BAR EBREO, GREGORIO. – Scrittore siriaco giacobita, n. a Melitene nel 1226, m. a Marágh nel 1286. Il suo nome di battesimo era Giovanni, cambiato poi in quello di Gregorio Abú l-Faraq, quando egli fu eletto vescovo: più comunemente è conosciuto sotto l’appellativo di B. E. (siriaco Bar ‘Ebraja), perché suo padre, il medico Aronne, era un ebreo fattosi cristiano. Studiò ad Antiochia, ed a 20 anni fu fatto vescovo di Gubbás, presso Melitene; dal patriarca giacobita Ignazio II; l’anno seguente passò alla sede di Laqabbín, e infine a quella di Aleppo. Nel 1264 fu elevato, da Ignazio III, alla dignità di mafréján, superiore a quella di vescovo. Per questa sua carica, e per le vicende religiose e politiche dei suoi tempi, viaggiò molto, ma prese da ciò occasione per consultare studiosi e biblioteche. Per il carattere mite, oltreché per la scienza, alla sua morte fu rimpianto
anche dagli avversari nestoriani. La sua tomba è oggi nel convento di Măr Matteo, presso Mossul. Poligrafo abbondantissimo, fu poco profondo e ancora meno originale. I suoi scritti trattano della Bibbia, di teologia, filosofia, storia sacra e profana, diritto canonico e civile, scienze naturali, medicina, astronomia, perfino di letteratura amena: sono sia in prosa sia in versi. Per questa sua erudizione enciclopedica fu ravvicinato, non senza qualche ragione, al suo contemporaneo Alberto Magno: certo è che nessuno meglio di lui seppe, in un periodo di piena decadenza della letteratura siriaca, assimilare e fondere insieme l'eredità culturale siriaca e quella araba.

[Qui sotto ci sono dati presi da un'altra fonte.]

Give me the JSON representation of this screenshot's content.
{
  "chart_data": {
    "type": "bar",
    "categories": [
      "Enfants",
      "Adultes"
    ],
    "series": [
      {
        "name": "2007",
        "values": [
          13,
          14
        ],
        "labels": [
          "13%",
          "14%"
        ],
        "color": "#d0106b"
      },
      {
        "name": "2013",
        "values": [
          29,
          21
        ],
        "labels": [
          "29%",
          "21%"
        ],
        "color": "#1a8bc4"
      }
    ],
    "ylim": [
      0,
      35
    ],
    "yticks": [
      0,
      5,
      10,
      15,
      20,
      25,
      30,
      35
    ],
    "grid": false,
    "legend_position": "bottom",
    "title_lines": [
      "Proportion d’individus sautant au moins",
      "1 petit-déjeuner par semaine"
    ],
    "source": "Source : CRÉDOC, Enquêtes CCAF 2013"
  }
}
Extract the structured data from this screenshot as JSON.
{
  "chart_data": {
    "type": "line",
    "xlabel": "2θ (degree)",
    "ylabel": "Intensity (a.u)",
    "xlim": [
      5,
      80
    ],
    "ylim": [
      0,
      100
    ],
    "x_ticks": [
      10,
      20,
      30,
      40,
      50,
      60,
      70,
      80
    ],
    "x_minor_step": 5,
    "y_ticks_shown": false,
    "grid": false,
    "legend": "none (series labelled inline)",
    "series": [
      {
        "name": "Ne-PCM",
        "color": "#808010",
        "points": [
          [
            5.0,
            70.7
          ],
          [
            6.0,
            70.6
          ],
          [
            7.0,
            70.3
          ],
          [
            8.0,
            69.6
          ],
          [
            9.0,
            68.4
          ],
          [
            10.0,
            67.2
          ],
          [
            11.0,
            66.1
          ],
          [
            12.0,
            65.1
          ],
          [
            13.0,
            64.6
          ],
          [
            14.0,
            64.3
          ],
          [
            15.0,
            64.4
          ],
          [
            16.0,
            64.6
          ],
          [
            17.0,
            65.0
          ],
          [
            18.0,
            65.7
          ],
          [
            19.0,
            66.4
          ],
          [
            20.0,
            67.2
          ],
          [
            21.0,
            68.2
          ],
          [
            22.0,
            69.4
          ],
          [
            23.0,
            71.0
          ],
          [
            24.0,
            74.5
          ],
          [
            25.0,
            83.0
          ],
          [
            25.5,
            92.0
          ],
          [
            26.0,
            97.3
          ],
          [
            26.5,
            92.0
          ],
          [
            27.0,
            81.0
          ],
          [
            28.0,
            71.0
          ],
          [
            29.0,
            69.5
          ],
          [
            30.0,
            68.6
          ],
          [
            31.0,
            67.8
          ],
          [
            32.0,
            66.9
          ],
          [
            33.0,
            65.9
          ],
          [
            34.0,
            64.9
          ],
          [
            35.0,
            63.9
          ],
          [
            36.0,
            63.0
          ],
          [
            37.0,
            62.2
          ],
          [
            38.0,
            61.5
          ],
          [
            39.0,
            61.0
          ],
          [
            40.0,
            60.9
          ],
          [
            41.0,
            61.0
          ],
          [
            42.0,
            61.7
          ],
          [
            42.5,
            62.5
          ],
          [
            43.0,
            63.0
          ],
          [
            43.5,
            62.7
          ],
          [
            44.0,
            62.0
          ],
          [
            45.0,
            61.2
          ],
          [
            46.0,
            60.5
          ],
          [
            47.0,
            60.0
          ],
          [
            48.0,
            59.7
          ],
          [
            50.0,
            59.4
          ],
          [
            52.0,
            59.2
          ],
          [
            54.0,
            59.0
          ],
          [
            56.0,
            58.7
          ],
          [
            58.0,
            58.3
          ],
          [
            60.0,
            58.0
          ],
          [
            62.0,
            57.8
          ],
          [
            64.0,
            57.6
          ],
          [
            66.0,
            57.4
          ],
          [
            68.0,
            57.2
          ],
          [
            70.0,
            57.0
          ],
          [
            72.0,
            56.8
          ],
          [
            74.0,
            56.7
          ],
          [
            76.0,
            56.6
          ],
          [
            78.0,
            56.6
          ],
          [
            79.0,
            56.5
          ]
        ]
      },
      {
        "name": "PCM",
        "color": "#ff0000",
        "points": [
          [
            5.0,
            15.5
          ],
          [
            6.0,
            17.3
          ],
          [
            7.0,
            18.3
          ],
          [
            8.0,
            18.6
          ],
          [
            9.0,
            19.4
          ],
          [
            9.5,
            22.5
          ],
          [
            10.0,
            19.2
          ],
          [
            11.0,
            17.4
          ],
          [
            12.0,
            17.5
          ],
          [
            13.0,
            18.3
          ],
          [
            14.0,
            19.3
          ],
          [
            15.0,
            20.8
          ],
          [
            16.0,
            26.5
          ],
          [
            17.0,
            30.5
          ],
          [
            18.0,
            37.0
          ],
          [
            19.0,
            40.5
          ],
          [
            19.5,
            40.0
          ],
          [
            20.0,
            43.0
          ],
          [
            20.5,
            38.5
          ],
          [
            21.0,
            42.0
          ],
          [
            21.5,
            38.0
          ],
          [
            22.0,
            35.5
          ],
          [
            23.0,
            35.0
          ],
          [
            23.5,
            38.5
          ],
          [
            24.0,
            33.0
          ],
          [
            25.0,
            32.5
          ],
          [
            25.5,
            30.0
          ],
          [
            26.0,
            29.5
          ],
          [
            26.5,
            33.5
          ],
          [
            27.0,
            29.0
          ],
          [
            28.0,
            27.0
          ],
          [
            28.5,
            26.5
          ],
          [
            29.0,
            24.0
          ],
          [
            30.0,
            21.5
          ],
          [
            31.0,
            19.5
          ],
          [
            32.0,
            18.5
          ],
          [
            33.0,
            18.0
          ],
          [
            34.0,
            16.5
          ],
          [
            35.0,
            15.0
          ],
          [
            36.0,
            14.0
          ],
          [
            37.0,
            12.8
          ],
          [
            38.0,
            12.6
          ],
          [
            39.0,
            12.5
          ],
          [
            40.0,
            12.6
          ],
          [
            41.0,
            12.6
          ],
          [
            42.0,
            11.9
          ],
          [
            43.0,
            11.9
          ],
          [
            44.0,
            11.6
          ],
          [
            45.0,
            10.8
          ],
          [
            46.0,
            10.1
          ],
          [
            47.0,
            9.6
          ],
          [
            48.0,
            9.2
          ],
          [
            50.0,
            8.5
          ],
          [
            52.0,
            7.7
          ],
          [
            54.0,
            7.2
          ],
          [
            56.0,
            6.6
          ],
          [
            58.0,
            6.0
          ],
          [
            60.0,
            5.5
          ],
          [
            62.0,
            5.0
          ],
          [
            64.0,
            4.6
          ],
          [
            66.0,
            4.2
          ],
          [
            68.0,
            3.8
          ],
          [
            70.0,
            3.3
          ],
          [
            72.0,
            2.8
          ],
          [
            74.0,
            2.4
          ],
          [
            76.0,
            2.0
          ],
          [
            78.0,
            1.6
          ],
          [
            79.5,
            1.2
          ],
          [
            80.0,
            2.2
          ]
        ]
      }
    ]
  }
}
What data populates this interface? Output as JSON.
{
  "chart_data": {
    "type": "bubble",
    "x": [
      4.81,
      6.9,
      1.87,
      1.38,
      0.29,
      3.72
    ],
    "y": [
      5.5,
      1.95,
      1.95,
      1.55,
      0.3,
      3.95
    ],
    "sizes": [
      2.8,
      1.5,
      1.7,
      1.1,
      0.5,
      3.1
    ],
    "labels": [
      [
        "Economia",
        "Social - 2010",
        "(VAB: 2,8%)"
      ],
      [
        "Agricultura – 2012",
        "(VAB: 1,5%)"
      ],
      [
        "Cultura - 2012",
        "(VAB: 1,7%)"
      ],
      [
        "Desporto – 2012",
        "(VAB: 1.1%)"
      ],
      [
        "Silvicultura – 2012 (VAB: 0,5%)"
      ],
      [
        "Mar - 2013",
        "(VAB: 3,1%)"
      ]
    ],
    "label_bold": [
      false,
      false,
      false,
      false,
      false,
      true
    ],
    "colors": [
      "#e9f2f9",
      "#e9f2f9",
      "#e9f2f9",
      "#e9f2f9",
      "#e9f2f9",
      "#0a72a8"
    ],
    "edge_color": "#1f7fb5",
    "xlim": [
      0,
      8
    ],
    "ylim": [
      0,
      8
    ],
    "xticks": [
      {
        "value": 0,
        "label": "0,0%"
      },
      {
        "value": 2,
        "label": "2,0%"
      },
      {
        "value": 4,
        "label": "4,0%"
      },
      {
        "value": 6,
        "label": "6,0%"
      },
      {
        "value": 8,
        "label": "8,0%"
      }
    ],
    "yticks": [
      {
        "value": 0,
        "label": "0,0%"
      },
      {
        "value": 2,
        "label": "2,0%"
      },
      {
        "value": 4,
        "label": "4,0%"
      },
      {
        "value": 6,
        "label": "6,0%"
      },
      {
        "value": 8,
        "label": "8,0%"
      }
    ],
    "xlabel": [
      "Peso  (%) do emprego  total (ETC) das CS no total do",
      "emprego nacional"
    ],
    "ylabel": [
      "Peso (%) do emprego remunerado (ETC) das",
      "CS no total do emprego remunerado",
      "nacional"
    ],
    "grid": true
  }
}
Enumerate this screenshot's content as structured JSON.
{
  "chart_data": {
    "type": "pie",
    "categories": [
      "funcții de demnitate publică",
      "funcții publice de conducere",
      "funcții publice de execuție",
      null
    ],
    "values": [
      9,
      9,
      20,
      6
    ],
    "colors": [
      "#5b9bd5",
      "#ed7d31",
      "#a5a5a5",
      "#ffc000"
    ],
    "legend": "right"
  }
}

I principali suoi scritti sono: il *Granaio dei misteri* (*Awsar rāzē*), ampio commento biblico, specialmente filosofico; il *Candelabro del santuario* (*Mēndrat qīdē*), di cui è come un riassunto il *Libro dei raggi* (*Kētābā dēzālgē*) che è un esposto generale della teologia monofisica; il *Libro delle direzioni* (*Kētābā dēhūdājē*), o *Nomocanone*, riassunto della legislazione sia canonica sia civile ad uso dei Siri occidentali; il *Libro dell'etica* e il *Libro della colomba*, d'indole giuridico-ascetica; la *Crema della sapienza* (*Hētākēmētā*), vasta enciclopedia della filosofia aristotelica trasmessa attraverso gli Arabi, che serve ancora oggi ai Siri come repertorio filosofico; il *Libro delle pupille*, egualmente d'indole filosofica; una *Cronaca siriaca* e una *Cronaca ecclesastica*, di cui la prima, che s'occupa specialmente della storia politica dell'Oriente, dipende in gran parte dalla *Cronaca* di Michele il Siro, e fu ancora ricapitolata dall'autore nello scritto arabo *Storia delle dinastie*; i *Racconti ameni*, che in alcuni punti diventano scurrilli ed osceni; una grammatica siriaca; dissertazioni di medicina, astrologia e poesie varie. Molti di questi scritti sono inediti.